YDH - Suriye'de hükümetin düşmesinden sonra İsrail'in işgal ettiği köylerden kaynaklar, işgal güçlerinin yürüttüğü nüfus sayımı operasyonunun Kuneytra vilayetindeki "tampon bölge" köyleri ve yakınlarındaki köylere odaklandığını ortaya koyuyor.

Bölge sakinlerinin, İsrail devriyeleri tarafından tekrarlanan sorulara yanıt vermemesi ve köy muhtarlarının nüfus sayımı bilgisi vermeyi reddetmesi üzerine, işgal yetkilileri Rafid, Esbah, Aşşe, Hürriye, Hamidiye, Samadaniye ve Sayda el-Colan köylerinin muhtarlarını, aileler ve nüfuslarıyla ilgili sahip oldukları kayıtların kopyalarını teslim etmeye zorladı.

İşgalci rejim yetkilileri, bu ısrarlı taleplerinde, bölgenin ihtiyaç duyduğu insani yardım miktarını, özellikle yakıt ve elektrik enerjisi açısından belirleme gerekliliğini gerekçe gösterdi.
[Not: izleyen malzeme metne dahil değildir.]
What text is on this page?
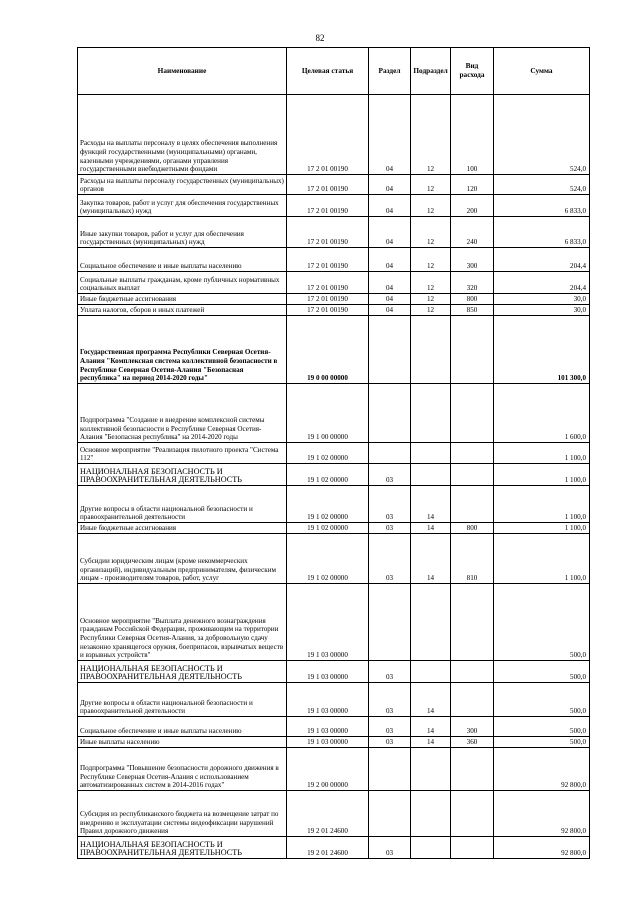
82
Наименование	Целевая статья	Раздел	Подраздел	Вид расхода	Сумма
Расходы на выплаты персоналу в целях обеспечения выполнения функций государственными (муниципальными) органами, казенными учреждениями, органами управления государственными внебюджетными фондами	17 2 01 00190	04	12	100	524,0
Расходы на выплаты персоналу государственных (муниципальных) органов	17 2 01 00190	04	12	120	524,0
Закупка товаров, работ и услуг для обеспечения государственных (муниципальных) нужд	17 2 01 00190	04	12	200	6 833,0
Иные закупки товаров, работ и услуг для обеспечения государственных (муниципальных) нужд	17 2 01 00190	04	12	240	6 833,0
Социальное обеспечение и иные выплаты населению	17 2 01 00190	04	12	300	204,4
Социальные выплаты гражданам, кроме публичных нормативных социальных выплат	17 2 01 00190	04	12	320	204,4
Иные бюджетные ассигнования	17 2 01 00190	04	12	800	30,0
Уплата налогов, сборов и иных платежей	17 2 01 00190	04	12	850	30,0
Государственная программа Республики Северная Осетия-Алания "Комплексная система коллективной безопасности в Республике Северная Осетия-Алания "Безопасная республика" на период 2014-2020 годы"	19 0 00 00000				101 300,0
Подпрограмма "Создание и внедрение комплексной системы коллективной безопасности в Республике Северная Осетия-Алания "Безопасная республика" на 2014-2020 годы	19 1 00 00000				1 600,0
Основное мероприятие "Реализация пилотного проекта "Система 112"	19 1 02 00000				1 100,0
НАЦИОНАЛЬНАЯ БЕЗОПАСНОСТЬ И ПРАВООХРАНИТЕЛЬНАЯ ДЕЯТЕЛЬНОСТЬ	19 1 02 00000	03			1 100,0
Другие вопросы в области национальной безопасности и правоохранительной деятельности	19 1 02 00000	03	14		1 100,0
Иные бюджетные ассигнования	19 1 02 00000	03	14	800	1 100,0
Субсидии юридическим лицам (кроме некоммерческих организаций), индивидуальным предпринимателям, физическим лицам - производителям товаров, работ, услуг	19 1 02 00000	03	14	810	1 100,0
Основное мероприятие "Выплата денежного вознаграждения гражданам Российской Федерации, проживающим на территории Республики Северная Осетия-Алания, за добровольную сдачу незаконно хранящегося оружия, боеприпасов, взрывчатых веществ и взрывных устройств"	19 1 03 00000				500,0
НАЦИОНАЛЬНАЯ БЕЗОПАСНОСТЬ И ПРАВООХРАНИТЕЛЬНАЯ ДЕЯТЕЛЬНОСТЬ	19 1 03 00000	03			500,0
Другие вопросы в области национальной безопасности и правоохранительной деятельности	19 1 03 00000	03	14		500,0
Социальное обеспечение и иные выплаты населению	19 1 03 00000	03	14	300	500,0
Иные выплаты населению	19 1 03 00000	03	14	360	500,0
Подпрограмма "Повышение безопасности дорожного движения в Республике Северная Осетия-Алания с использованием автоматизированных систем в 2014-2016 годах"	19 2 00 00000				92 800,0
Субсидия из республиканского бюджета на возмещение затрат по внедрению и эксплуатации системы видеофиксации нарушений Правил дорожного движения	19 2 01 24600				92 800,0
НАЦИОНАЛЬНАЯ БЕЗОПАСНОСТЬ И ПРАВООХРАНИТЕЛЬНАЯ ДЕЯТЕЛЬНОСТЬ	19 2 01 24600	03			92 800,0
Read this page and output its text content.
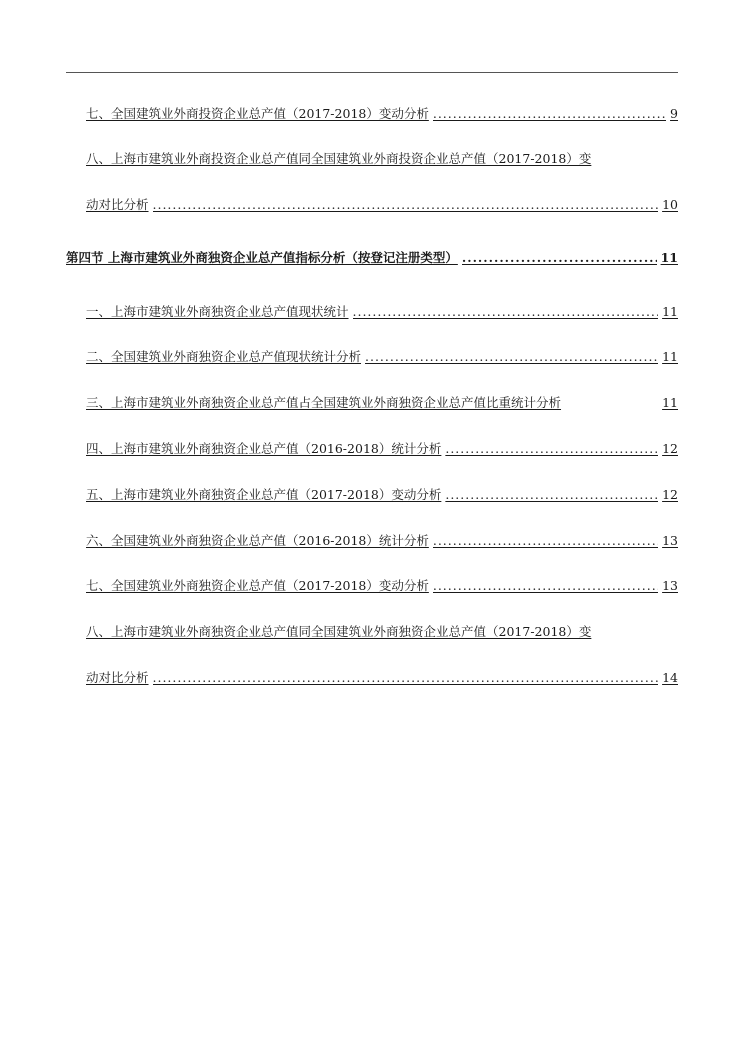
七、全国建筑业外商投资企业总产值（2017-2018）变动分析 .....	9
八、上海市建筑业外商投资企业总产值同全国建筑业外商投资企业总产值（2017-2018）变
动对比分析 .....	10
第四节 上海市建筑业外商独资企业总产值指标分析（按登记注册类型） .....	11
一、上海市建筑业外商独资企业总产值现状统计 .....	11
二、全国建筑业外商独资企业总产值现状统计分析 .....	11
三、上海市建筑业外商独资企业总产值占全国建筑业外商独资企业总产值比重统计分析	11
四、上海市建筑业外商独资企业总产值（2016-2018）统计分析 .....	12
五、上海市建筑业外商独资企业总产值（2017-2018）变动分析 .....	12
六、全国建筑业外商独资企业总产值（2016-2018）统计分析 .....	13
七、全国建筑业外商独资企业总产值（2017-2018）变动分析 .....	13
八、上海市建筑业外商独资企业总产值同全国建筑业外商独资企业总产值（2017-2018）变
动对比分析 .....	14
Kaynaklara göre, söz konusu kayıtlar, eski rejim zamanında, Suriye'nin güney bölgesinde rejim düşmeden önce faaliyet gösteren kuruluşlar tarafından insani yardım sağlama sürecini düzenlemek amacıyla hazırlanmıştı.

Bu süreç, Suudi Arabistan hükümeti tarafından sağlanan yardımların Suriye Arap Kızılayı aracılığıyla dağıtılmasıyla rejim düştükten sonra da devam etti.

İsrail'in doğrudan işgal ettiği bölgenin ve çevresindeki köylerin nüfusunu öğrenme konusundaki ısrarı, bölge sakinleri arasında soru işaretleri ve korkulara yol açtı.

Bölge sakinleri, nüfus sayımının, "bölgenin yerlisi olmadıkları gerekçesiyle bazı sakinlerin zorla yerinden edilmesi"nin bir başlangıcı olabileceğini ve topraklarının sürdürülebilir bir şekilde işgal edilerek, 1967'den beri işgal altındaki Golan bölgelerinde Suriyelilerin yaşadığı deneyime benzer şekilde, "tampon bölge" sakinlerini azınlık haline getirecek sayıda İsrailli yerleşimcinin nakledileceği yerleşim yerleri inşa edilebileceğini düşünüyor.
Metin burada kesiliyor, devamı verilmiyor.